Of course, any discussion of State and Party control over socioeconomic life in China leads to additional questions. Most notable is this one: if markets prevail, and if reforms in China have indubitably allowed a capitalist class to reemerge (not to mention a State-linked elite with considerable income and privilege), what about the workers? Specifically, if socialism and communism are to remain on the agenda, must the working class not have its own self-defence organizations, whose effectiveness depends precisely on their democracy and autonomy? This is a theme partially recognized in theory, by the way, by the All China Federation of Trade Unions – and even to some extent in practice. But it is a work in progress, to say the least. Suffice at this point to note two things: Chinese workers are often not shy about taking action if they are ripped off; and when ripped off, they are often disinclined to rely on their official representatives.

Impressions of Shanghai

Having recently arrived in Shanghai, I think that some anecdotal impressions might be appropriate to this article. This most populous city in the world’s most populous State strikes the newcomer with its extraordinary energy, obvious prosperity and cutting-edge ambiance. Purchases are accomplished in most stores with an app (never mind that sheet of old technology known as a bank card, though it remains an option). Huge towers are ubiquitous, as others who have travelled here will know. This a place built to the clouds.

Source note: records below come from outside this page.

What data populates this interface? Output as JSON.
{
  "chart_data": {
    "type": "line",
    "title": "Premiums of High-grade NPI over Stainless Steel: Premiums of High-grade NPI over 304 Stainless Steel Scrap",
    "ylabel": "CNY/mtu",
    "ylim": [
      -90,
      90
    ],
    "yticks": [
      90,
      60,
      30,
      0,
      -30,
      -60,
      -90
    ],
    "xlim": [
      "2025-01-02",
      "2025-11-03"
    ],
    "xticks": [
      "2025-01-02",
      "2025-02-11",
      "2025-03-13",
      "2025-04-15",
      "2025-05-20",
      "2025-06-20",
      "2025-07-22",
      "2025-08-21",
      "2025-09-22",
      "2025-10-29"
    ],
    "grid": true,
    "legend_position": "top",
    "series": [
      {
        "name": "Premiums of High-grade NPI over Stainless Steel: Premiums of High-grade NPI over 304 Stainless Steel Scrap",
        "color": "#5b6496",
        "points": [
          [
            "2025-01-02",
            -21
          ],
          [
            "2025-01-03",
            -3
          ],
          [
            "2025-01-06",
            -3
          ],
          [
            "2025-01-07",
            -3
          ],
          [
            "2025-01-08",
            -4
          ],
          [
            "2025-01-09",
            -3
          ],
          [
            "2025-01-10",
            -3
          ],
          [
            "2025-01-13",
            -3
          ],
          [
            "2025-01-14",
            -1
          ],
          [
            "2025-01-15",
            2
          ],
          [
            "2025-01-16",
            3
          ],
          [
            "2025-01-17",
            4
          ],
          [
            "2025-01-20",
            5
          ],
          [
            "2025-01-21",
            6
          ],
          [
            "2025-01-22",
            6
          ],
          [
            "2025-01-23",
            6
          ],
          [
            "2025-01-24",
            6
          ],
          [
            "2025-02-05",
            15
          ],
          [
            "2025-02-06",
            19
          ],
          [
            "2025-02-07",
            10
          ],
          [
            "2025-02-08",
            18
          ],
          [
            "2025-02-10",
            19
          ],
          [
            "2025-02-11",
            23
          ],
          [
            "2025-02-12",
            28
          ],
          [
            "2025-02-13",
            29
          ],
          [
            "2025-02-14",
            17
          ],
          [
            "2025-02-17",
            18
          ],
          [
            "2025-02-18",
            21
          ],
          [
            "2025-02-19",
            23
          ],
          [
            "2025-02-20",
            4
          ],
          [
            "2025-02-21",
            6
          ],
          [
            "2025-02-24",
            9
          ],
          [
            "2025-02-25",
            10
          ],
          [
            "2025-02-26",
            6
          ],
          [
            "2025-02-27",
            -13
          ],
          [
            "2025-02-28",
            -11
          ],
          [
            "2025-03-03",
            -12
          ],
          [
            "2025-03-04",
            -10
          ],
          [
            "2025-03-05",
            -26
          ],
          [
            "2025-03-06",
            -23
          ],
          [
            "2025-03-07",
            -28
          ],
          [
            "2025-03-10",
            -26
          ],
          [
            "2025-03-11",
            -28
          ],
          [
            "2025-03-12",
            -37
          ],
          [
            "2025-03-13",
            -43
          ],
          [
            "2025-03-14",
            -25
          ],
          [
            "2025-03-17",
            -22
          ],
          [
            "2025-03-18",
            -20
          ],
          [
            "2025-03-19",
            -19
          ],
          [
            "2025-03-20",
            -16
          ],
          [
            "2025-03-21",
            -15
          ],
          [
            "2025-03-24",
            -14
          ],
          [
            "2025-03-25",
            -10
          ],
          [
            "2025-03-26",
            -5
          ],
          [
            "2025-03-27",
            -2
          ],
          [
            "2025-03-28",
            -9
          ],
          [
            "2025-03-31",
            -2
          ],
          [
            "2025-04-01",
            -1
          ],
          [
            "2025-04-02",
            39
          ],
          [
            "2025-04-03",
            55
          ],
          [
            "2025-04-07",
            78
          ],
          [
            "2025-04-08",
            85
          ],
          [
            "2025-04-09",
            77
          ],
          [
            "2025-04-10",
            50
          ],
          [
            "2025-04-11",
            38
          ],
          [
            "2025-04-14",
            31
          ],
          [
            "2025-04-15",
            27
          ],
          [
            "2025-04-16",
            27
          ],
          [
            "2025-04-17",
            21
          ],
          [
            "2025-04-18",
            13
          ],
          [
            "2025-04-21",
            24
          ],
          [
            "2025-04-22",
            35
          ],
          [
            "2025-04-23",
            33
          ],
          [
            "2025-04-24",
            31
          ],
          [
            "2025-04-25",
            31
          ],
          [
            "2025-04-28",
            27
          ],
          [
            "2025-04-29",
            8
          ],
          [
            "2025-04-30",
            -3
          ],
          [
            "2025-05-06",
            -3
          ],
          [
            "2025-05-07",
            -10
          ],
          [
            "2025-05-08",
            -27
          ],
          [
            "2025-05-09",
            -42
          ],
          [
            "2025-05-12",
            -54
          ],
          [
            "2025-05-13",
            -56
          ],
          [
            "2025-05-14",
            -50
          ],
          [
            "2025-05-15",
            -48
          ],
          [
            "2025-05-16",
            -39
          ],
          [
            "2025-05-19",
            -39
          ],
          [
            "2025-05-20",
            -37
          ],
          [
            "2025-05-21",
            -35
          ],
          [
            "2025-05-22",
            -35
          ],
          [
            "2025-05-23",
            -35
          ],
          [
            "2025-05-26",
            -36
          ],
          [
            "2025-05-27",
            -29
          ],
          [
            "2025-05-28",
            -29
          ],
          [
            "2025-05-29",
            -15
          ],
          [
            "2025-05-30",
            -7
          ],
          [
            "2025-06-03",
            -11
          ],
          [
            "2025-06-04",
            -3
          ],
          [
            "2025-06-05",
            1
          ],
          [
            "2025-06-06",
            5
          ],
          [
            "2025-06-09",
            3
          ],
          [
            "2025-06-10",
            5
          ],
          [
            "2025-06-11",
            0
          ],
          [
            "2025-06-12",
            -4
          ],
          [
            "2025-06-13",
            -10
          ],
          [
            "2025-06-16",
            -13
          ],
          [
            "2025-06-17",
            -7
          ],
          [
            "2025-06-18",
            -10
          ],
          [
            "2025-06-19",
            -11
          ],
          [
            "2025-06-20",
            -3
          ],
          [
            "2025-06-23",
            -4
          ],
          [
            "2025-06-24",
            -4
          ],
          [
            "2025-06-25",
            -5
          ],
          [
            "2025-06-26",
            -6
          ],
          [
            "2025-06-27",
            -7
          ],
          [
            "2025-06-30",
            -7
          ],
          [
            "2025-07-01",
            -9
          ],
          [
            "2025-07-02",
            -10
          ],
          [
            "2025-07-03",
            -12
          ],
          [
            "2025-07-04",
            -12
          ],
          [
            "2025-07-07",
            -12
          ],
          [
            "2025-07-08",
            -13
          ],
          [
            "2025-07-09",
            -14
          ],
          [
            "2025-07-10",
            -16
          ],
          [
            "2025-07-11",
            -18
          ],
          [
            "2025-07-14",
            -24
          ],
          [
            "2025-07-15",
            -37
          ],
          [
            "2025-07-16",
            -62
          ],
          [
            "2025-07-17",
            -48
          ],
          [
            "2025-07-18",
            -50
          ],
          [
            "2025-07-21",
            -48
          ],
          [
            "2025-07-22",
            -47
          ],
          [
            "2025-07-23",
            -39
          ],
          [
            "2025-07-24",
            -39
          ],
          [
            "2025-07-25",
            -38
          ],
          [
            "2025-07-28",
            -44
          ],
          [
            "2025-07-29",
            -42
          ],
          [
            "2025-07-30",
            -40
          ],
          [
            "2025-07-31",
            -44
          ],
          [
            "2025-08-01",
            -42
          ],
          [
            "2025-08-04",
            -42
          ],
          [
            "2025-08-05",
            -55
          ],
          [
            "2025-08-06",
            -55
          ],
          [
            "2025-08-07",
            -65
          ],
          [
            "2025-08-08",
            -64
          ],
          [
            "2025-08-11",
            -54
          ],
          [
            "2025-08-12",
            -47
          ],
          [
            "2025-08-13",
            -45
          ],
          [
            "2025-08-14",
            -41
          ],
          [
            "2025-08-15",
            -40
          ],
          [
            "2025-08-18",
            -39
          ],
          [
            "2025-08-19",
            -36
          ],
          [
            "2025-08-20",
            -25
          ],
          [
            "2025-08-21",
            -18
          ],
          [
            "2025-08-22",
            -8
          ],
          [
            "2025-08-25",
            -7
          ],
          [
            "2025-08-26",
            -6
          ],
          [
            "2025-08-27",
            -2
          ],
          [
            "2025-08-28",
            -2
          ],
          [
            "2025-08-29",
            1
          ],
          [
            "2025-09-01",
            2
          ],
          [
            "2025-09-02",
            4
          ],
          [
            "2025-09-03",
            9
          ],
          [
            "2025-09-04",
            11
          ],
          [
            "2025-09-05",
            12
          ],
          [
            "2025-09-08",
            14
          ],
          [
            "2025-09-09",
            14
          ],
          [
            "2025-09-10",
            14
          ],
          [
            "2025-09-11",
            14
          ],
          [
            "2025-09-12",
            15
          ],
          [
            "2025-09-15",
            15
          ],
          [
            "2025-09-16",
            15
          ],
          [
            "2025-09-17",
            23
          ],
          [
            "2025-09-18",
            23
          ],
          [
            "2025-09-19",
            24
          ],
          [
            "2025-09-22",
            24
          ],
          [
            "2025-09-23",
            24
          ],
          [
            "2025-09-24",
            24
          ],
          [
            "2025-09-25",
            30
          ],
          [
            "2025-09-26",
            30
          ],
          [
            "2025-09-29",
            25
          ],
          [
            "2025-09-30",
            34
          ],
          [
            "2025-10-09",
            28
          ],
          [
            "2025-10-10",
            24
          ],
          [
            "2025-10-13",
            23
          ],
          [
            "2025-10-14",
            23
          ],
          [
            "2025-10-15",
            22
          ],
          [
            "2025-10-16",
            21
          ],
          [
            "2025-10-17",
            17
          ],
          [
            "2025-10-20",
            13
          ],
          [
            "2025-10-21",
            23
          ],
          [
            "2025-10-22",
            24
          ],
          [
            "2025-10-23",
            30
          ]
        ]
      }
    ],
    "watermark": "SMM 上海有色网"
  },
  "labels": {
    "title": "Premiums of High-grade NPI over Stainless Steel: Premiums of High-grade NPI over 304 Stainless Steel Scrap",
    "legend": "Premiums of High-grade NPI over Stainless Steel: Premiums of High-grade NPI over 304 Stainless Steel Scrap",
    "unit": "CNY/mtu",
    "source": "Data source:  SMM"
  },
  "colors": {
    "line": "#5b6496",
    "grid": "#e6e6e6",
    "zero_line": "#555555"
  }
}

Public transit is outstanding, in terms of reach, performance and affordability. One gets the distinct impression that if the Shanghainese are buying and driving new cars, and they are in alarming numbers, it is not due to a need to get around; the mammoth subway system will deliver one anywhere.

Also impressive from a public transit point of view is that network built around a considerably simpler vehicular technology. Clusters of brightly coloured bicycles abound. For a paltry sum you can take a bike from anywhere and leave it anywhere, provided you lock it up. One would be tempted, on this basis alone, to call Shanghai a cyclist’s paradise – except for the fact that car and scooter owners can be lethal in their driving styles. To be sure, crossing the street as a pedestrian is possibly the riskiest act one can undertake in this mega-city of around 25 million.

Nor is the sharing economy limited to bikes. In this region of regular rain, umbrellas may also be had in subway stations. Just remember to return yours to the rack.